それはまた、私どもが信奉する仏法の根幹をなす、「平和」「平等」「慈悲」の理念とも通じ合うビジョンにほかなりません。人間には誰しも幸福に生きる権利がある。その権利を守るために民衆の連帯を広げ、地球上から「悲惨」の二字をなくすことに、SGIの運動の眼目はあり、国連支援はその当然の帰結ともいうべきものなのです。

難民と避難民が6000万人に

世界で今、多くの人々の生命と尊厳を脅かす深刻な危機が広がっています。

シリアでの紛争が続く中東をはじめ、各地で難民や国内避難民が急増し、戦闘や迫害から逃れるために家を追われた人々は6000万人にもなります。

また相次ぐ災害により、わずか1年の間に1億人を超える人々に被害が及びました。洪水や暴風雨など気候に関連したものが9割近くを占めるといわれ、地球温暖化がもたらす影響の拡大が懸念されます。

こうした中、国連で史上初となる「世界人道サミット」が、5月にトルコのイスタンブールで行われることになりました。
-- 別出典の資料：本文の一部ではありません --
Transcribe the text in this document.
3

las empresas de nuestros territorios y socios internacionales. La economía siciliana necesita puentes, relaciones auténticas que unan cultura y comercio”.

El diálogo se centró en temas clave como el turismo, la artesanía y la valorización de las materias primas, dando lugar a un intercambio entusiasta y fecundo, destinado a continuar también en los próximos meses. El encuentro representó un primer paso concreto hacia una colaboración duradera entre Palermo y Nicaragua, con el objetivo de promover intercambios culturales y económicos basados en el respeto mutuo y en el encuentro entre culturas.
これまでのサミットの準備会合でも、かつてない規模で広がりをみせる人道問題への危機意識が高まっています。紛争の早期終結とともに、多くの人々が直面する厳しい状況を打開する道を何としても見いだしていかねばなりません。

難民問題や災害をはじめとする「人道」をめぐる課題は、長年にわたって私どもが取り組んできたテーマでもありました。

SGIとしても、国連NGOとして「世界人道サミット」に参加し、信仰を基盤にした団体が人道支援に果たす役割などについての議論を深めながら、市民社会の側から連帯の輪を大きく広げていきたい。

創価学会が、国連広報局のNGOに登録されたのは1981年でした。

SGIが、国連経済社会理事会との協議資格を持つNGOとなったのは、私がこの毎年の提言を最初に行った83年のことで、現在まで「平和・軍縮」「人道」「人権」「持続可能な開発」の4分野を中心に活動を続けてきました。

そこで今回は、私どもが国連支援に取り組む上で基盤としてきたアプローチに触れつつ、人道危機などの地球的な課題を解決するために重要となる視座や、市民社会の役割に焦点を当てて論じたいと思います。